We have a client with some post-tax contributions in their 401k. Our understanding is that the client can do the following:
1. Take possession of the entire 401k balance
2. Write a check to their Roth IRA custodian in the amount of the post-tax contributions to be credited as an indirect rollover from the 401k.
3. Write a check in the amount of the remaining total balance of the 401k including making up for the 20% manditory withholding to their IRA custodian to be credited as an indirect rollover from the 401k.

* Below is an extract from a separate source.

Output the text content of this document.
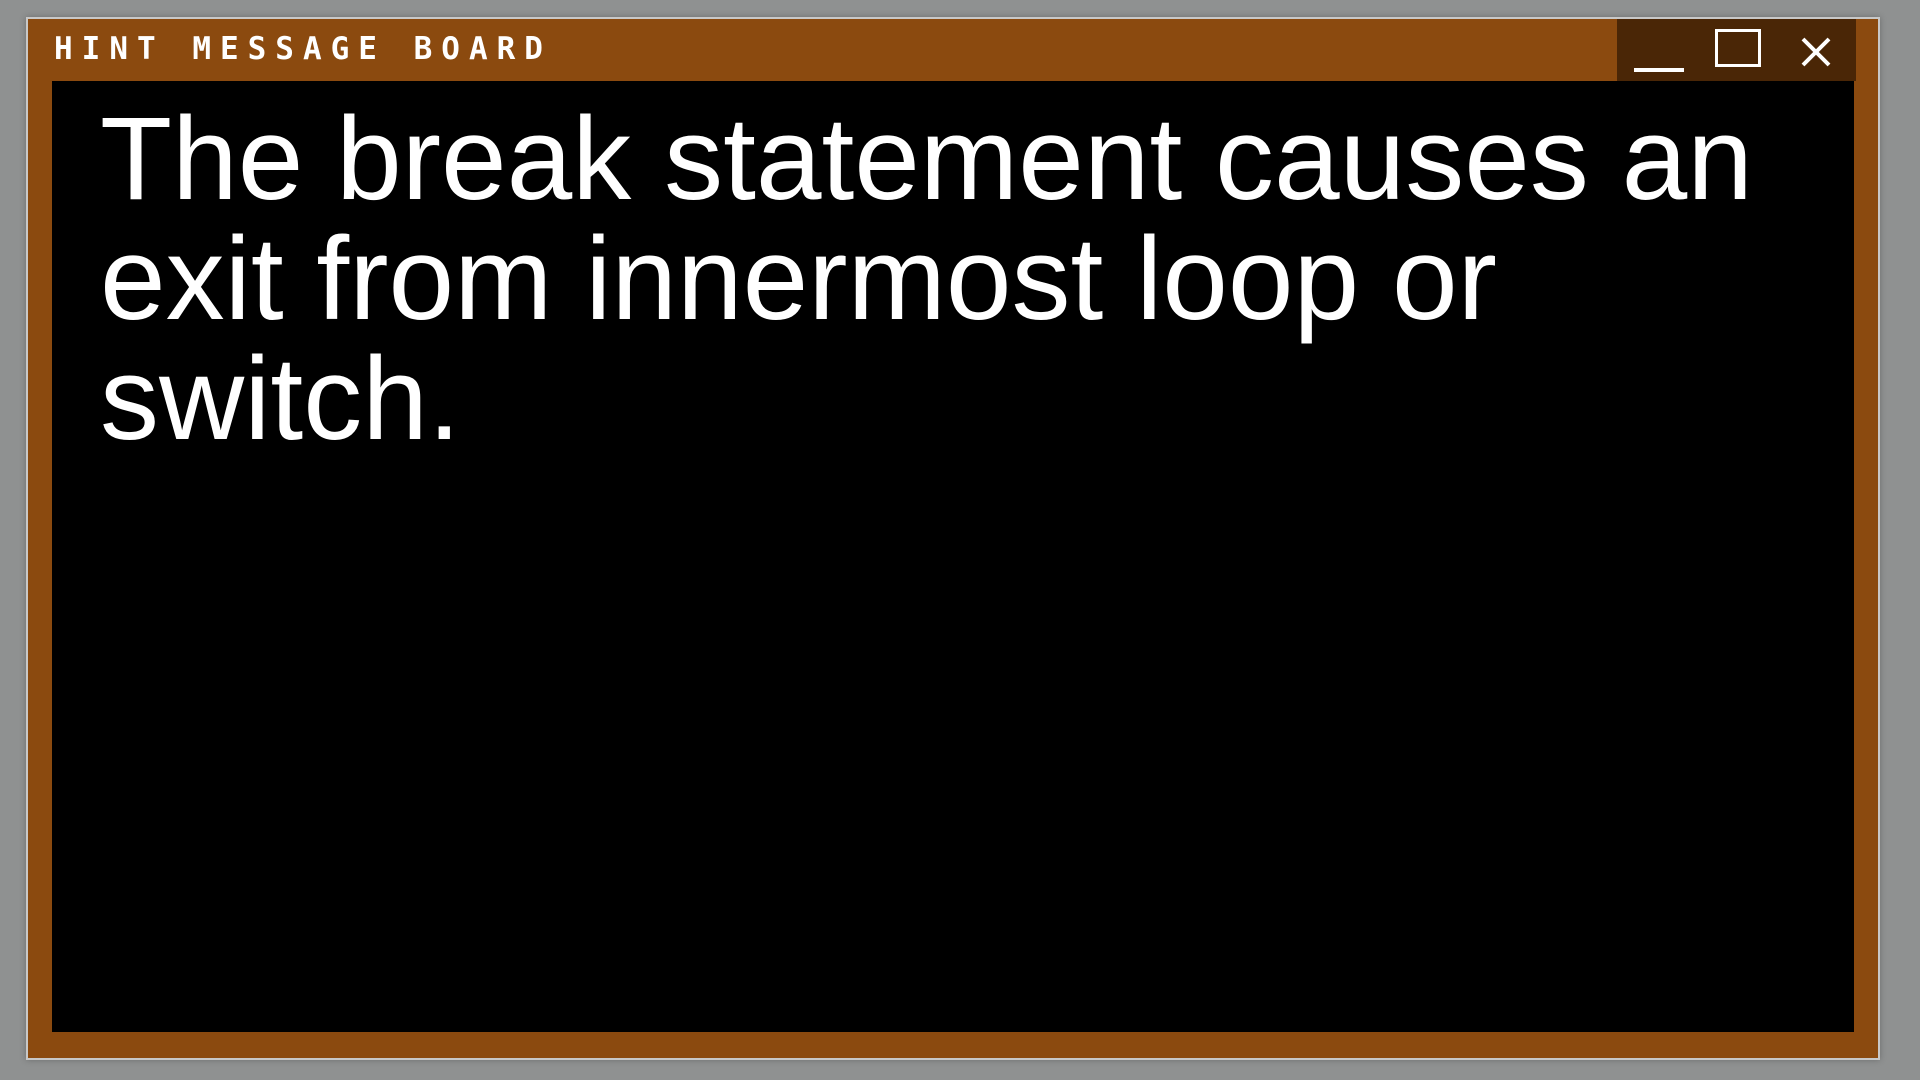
HINT MESSAGE BOARD

The break statement causes an exit from innermost loop or switch.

First question: Is this above understanding correct?
Second question: Once the indirect rollover to the traditional IRA is complete, we would like to convert a portion of the funds to a Roth IRA. Upon completion of the Roth conversion, we intend to transfer the converted amount to a Roth IRA at another custodian. Are there any limitations to moving the funds once the indirect rollovers have been completed?

Thank you for your help.



Not quite correct.
The order in your list of 3 needs to be changed such that the TIRA rollover is done FIRST. This is vital to trigger the provision is Sec 402(c)2 which states that amounts rolled over by the participant are first deemed to emanate from pre tax amounts. Therefore, the TIRA rollover must be done first, then the Roth conversion including the replaced withholding dollars done last. Obviously, if the after tax amount is small, the TIRA rollover itself might also require some replaced withholding dollars along with the entire Roth conversion portion.

The 3 steps are not affected by direct trustee transfers done either before or after these indirect rollovers.



Thank you for the information and quick reply.



I would like to add one additional variable to the situation described in the original post. In addition to the 401k that will be rolled over, the client also has an existing Traditional IRA that was a rollover from their pension plan earlier this year (2010). Given that the indirect rollover as described in the original post and corrected by Alan avoids the Pro-Rata rule, does the existing Traditional IRA change that in any way?



The existing TIRA does not affect the tax free Roth conversion because that conversion is a conversion of after tax 401k funds. Those funds were never part of a TIRA and therefore would not become subject to Form 8606 and it’s pro rate applications.